E sem aqui querer desmerecer a polêmica sobre quem deve ser o responsável pelas demarcações, é importante que não se perca a oportunidade que o momento permite para que sejam enfrentados os reais problemas que sempre afligem quem se vê envolvido com uma demarcação: falta de transparência no procedimento administrativo, laudos técnicos contaminados por vieses ideológicos dos mais variados, desrespeito a princípios constitucionais e critérios estabelecidos pelo Supremo Tribunal Federal (STF) em julgamentos sobre o tema, enfim, uma série de fatores que trazem enorme insegurança jurídica a quem explora a atividade agrícola pelo interior do Brasil e que acaba levando o processo administrativo demarcatório, quase sempre, a ser questionado perante o Poder Judiciário.
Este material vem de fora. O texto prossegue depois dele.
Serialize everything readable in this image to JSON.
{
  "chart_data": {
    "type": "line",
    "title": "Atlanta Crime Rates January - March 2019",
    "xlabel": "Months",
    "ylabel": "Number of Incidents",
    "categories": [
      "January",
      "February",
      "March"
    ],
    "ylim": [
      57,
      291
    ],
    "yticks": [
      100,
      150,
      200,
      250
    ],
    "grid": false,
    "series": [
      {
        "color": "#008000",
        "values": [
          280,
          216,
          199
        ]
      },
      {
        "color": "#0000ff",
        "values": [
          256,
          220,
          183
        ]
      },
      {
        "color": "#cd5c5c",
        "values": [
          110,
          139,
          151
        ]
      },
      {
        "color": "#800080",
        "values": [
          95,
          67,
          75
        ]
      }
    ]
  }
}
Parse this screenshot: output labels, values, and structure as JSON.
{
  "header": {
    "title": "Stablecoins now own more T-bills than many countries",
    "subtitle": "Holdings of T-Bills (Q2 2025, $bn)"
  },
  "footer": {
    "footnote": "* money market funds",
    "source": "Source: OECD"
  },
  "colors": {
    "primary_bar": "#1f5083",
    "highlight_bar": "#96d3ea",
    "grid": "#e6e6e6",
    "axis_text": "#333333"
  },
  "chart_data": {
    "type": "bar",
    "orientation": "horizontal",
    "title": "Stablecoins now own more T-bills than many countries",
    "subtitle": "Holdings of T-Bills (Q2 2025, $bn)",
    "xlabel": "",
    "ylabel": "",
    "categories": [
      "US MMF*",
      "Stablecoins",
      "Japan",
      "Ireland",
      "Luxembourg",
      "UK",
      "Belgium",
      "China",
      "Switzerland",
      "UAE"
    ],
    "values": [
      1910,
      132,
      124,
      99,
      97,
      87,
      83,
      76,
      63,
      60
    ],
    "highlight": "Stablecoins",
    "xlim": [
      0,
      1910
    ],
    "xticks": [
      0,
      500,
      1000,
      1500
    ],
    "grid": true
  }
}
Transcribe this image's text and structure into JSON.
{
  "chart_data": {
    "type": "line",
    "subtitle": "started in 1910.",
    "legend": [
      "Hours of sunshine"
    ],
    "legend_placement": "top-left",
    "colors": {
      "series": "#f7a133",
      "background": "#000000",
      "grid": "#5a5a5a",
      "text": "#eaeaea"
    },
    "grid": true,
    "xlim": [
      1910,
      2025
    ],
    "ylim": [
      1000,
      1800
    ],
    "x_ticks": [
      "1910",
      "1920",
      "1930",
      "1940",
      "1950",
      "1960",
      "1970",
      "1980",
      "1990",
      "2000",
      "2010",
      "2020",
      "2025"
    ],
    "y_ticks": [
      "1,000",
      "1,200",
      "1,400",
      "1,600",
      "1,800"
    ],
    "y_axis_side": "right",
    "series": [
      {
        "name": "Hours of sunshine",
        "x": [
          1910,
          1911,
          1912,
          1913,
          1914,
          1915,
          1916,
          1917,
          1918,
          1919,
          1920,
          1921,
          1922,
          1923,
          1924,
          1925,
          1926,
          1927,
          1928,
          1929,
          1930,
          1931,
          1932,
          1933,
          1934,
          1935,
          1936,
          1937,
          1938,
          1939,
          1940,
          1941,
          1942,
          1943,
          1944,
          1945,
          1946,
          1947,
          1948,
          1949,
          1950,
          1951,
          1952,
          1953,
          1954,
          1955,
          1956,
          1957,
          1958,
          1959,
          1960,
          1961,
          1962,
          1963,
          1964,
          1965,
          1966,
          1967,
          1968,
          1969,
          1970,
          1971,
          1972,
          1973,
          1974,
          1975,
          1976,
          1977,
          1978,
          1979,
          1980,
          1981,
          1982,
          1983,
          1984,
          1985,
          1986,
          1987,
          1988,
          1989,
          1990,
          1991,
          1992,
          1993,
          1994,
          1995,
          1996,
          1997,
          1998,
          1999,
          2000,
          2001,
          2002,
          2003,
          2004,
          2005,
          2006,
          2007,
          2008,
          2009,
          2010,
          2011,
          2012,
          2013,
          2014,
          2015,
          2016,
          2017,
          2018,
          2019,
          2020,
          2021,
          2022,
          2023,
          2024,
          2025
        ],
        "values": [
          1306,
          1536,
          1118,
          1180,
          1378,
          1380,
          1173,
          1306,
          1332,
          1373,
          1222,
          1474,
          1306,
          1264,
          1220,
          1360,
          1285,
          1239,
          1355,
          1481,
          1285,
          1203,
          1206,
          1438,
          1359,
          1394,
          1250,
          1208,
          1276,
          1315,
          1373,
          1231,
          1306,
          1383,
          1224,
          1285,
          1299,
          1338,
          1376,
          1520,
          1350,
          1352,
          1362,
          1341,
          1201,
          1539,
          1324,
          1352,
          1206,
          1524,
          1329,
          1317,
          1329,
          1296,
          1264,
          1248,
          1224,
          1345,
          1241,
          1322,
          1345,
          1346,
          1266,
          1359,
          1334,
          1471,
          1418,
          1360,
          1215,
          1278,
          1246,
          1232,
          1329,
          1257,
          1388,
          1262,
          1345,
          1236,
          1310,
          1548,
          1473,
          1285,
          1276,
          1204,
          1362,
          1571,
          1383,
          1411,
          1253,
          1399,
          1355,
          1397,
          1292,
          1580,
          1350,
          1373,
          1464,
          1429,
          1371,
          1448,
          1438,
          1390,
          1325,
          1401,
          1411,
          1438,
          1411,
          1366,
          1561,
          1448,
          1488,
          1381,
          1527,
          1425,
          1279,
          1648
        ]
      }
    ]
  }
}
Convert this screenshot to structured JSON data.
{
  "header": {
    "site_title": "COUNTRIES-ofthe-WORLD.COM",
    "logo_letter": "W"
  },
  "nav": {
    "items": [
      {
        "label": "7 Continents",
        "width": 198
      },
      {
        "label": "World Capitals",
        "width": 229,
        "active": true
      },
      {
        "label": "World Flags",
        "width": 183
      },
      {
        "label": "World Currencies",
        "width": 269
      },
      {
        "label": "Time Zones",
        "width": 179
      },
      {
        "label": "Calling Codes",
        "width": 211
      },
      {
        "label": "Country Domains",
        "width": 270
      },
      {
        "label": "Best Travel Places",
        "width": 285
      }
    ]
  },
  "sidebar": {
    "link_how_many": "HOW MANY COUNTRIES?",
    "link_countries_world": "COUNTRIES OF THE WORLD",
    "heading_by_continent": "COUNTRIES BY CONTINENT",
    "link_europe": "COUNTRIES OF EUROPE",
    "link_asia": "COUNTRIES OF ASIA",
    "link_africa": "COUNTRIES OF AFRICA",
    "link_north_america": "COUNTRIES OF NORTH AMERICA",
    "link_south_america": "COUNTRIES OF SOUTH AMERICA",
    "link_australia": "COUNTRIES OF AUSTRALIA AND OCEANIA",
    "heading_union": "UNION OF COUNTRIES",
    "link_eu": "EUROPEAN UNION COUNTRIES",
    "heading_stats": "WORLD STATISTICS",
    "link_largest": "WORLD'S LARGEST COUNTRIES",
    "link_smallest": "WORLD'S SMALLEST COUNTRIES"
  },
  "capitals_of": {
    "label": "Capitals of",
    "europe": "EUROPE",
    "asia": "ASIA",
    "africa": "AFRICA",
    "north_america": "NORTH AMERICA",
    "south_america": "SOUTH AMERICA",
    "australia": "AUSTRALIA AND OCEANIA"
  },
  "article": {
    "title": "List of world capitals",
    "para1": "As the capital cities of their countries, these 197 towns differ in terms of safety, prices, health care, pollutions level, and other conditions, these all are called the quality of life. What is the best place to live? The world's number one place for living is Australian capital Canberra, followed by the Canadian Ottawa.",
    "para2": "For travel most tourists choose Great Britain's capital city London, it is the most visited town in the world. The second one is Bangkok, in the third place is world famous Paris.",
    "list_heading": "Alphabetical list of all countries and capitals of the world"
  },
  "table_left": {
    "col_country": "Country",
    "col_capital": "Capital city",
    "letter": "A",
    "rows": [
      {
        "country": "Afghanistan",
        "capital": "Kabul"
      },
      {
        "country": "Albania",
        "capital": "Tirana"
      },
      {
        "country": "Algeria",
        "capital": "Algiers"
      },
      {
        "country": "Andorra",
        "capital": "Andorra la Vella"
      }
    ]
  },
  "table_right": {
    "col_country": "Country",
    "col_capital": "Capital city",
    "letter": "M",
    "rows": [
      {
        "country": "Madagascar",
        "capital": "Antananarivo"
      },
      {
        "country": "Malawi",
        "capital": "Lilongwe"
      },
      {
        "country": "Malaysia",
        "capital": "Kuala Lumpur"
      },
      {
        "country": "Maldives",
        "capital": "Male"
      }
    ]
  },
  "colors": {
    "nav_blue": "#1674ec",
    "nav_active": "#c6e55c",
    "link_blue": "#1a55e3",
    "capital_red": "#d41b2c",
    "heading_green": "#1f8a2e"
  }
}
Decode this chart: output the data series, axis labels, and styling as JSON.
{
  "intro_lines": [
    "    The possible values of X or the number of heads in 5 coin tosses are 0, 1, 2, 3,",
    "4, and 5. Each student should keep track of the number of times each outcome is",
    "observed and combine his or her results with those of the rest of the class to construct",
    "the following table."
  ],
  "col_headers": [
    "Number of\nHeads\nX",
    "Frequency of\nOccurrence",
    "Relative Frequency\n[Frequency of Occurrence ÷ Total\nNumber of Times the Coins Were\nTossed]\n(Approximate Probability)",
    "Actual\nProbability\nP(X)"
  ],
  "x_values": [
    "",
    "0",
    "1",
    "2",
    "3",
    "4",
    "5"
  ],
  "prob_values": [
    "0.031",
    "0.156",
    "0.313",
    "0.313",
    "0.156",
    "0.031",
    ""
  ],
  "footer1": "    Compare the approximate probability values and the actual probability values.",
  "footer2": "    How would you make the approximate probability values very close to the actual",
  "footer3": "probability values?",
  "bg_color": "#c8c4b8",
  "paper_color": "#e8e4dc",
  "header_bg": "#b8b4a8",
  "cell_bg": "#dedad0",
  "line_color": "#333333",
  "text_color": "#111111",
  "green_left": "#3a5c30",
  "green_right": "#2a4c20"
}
A dívida brasileira com os povos indígenas, que ninguém duvide, é enorme, mas sua reparação não autoriza que se violem princípios constitucionais basilares durante o procedimento demarcatório o que, infelizmente, acontece com certa frequência, como bem sabe quem já teve algum contato com o assunto.
Não é incomum encontrarmos procedimentos que ignoram títulos de propriedade que remontam aos tempos do Império, ampliação de áreas demarcadas que extrapolam, e muito, as chamadas “terras tradicionalmente ocupadas pelos índios”, enfim, uma série de irregularidades que maculam várias demarcações.
Por isso que, mais importante do que o órgão responsável por elas, é a forma com que o procedimento será gerido, devendo pautar-se pela transparência e publicidade, além de respeitar critérios claros e objetivos, já definidos pela Constituição Federal (CF) e pelo STF (especialmente no que se refere ao marco temporal, que exige que as terras estivessem ocupadas pelos índios em 1988, quando da promulgação da CF).
Caso contrário, estejam as demarcações sob a batuta da Funai, do Ministério da Agricultura ou de qualquer outro órgão, pouco importa. Serão elas apenas uma etapa preliminar, cabendo quase sempre ao Judiciário, a palavra final sobre o tema.